Xiaomi bricht rekorde: autonomes fahren auf der nordschleife!
Ein Paukenschlag aus China: Xiaomi hat nicht nur den europäischen Markt ins Visier genommen, sondern auch gleich die Messlatte für autonomes Fahren extrem hoch gelegt. Auf dem legendären Nürburgring Nordschleife, dem ultimativen Prüfstand für Fahrwerk und Technik, erreichte ein Xiaomi YU7 GT eine bisher unerreichte Bestzeit – ganz ohne menschliches Zutun.
Der „infierno verde“ bebt: xiaomi setzt neuen standard
Der YU7 GT, das Topmodell des chinesischen Elektro-SUVs, absolvierte die 20,832 Kilometer lange Strecke in beeindruckenden 10:29.483 Minuten. Das ist nicht nur die schnellste Rundenzeit für ein autonomes Fahrzeug auf der Nordschleife, sondern auch ein Statement für die fortschrittliche Technologie von Xiaomi. Das Fahrzeug, das mit einem 990-PS-Motor, wählbarer Luftfederung und Akebono-Carbon-Keramikbremsen ausgestattet ist, demonstrierte seine Leistungsfähigkeit in einem nicht ganz trockenen Umfeld. Die Tatsache, dass diese Bestzeit unter suboptimalen Bedingungen erzielt wurde, lässt auf das immense Potenzial der Technologie schließen.
Es ist bezeichnend, dass das Track Package, das für maximale Performance ausgelegt ist, zum Einsatz kam. Das deutet darauf hin, dass Xiaomi die europäischen Märkte ernst nimmt und die Fahrzeuge hierzulande optimiert. Der Fokus auf das Nürburgring-Erlebnis ist kein Zufall; es ist eine gezielte Strategie, um die Leistungsfähigkeit und Zuverlässigkeit der Fahrzeuge unter extremen Bedingungen zu demonstrieren.
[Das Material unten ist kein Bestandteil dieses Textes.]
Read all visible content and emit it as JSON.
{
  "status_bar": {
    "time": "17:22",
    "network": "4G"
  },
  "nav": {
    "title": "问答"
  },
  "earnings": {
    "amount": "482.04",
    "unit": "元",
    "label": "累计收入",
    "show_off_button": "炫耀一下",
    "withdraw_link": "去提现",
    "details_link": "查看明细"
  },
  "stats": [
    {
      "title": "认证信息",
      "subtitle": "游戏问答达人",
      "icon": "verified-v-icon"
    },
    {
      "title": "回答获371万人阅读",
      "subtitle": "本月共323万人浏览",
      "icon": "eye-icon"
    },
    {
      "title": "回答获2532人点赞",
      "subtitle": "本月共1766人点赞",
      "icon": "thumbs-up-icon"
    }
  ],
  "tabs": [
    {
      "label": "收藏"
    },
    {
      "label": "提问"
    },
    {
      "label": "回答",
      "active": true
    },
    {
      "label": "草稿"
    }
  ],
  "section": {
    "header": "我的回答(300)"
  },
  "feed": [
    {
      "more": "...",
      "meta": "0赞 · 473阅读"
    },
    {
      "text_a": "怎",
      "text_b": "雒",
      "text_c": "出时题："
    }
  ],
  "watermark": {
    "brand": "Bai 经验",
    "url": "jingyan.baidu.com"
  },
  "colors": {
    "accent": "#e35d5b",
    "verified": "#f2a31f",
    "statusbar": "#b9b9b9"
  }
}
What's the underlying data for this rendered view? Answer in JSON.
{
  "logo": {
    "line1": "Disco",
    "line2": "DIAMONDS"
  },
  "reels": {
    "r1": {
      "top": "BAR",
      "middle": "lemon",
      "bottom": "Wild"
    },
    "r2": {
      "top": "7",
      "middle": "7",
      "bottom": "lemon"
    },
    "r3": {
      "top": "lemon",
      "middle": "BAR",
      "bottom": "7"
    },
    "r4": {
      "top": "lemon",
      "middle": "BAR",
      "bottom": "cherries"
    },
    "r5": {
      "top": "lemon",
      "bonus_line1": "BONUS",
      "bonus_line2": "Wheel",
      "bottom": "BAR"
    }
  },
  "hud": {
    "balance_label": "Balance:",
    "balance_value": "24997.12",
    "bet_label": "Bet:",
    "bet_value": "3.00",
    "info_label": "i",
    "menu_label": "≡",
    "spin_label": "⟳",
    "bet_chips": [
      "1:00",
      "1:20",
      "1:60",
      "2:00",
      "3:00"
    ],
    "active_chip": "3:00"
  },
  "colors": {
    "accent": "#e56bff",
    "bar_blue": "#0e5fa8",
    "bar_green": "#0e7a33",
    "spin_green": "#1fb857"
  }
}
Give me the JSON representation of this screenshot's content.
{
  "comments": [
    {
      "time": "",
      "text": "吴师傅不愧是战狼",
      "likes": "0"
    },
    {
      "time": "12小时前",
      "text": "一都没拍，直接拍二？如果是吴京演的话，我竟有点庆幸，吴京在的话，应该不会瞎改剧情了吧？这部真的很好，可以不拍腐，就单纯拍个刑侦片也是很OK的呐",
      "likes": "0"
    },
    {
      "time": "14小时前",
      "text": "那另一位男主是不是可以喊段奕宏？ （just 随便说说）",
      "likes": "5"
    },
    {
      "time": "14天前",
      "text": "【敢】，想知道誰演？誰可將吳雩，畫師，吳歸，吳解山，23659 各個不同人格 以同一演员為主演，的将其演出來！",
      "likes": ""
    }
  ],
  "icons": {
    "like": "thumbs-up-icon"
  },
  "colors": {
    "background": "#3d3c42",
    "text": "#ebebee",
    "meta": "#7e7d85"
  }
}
Ein rekord ist nur der anfang
Doch die Geschichte von Xiaomis Erfolgen auf der Nordschleife ist noch lange nicht zu Ende erzählt. Vor wenigen Wochen sicherte sich der YU7 GT bereits einen weiteren Rekord als schnellstes SUV mit einem Fahrer am Steuer (7:22.755 Minuten), der den bisherigen Audi RS Q8 performance um satte 14 Sekunden schlug. Und auch das Topmodell, der SU7 Ultra Prototype, fuhr mit einer Zeit von 6:22.091 eine der schnellsten Runden überhaupt – unabhängig vom Fahrzeugtyp.
Klar ist: Der Kampf um die Vorherrschaft auf der Nordschleife ist in vollem Gange. Porsche hat mit dem Taycan bereits einen Gegenzug gestartet, aber Xiaomi scheint bereit zu sein, diesen Herausforderungen mit technologischem Fortschritt und beeindruckenden Leistungen zu begegnen. Die chinesische Marke hat es sich zur Aufgabe gemacht, das Nürburgring als Teststrecke für ihre ambitionierten Ziele im Bereich des autonomen Fahrens zu nutzen.
Die Marke hat sich den Ruf erarbeitet, ihre Fahrzeuge auf der „Grünen Hölle“ zu testen und zu optimieren. Es ist ein strategischer Schachzug, der nicht nur die technische Leistungsfähigkeit unter Beweis stellt, sondern auch die Marke bei Autoenthusiasten weltweit popularisiert. Es bleibt abzuwarten, welche weiteren Rekorde Xiaomi in Zukunft brechen wird – eines ist jedoch sicher: die Konkurrenz wird sich warm anziehen müssen.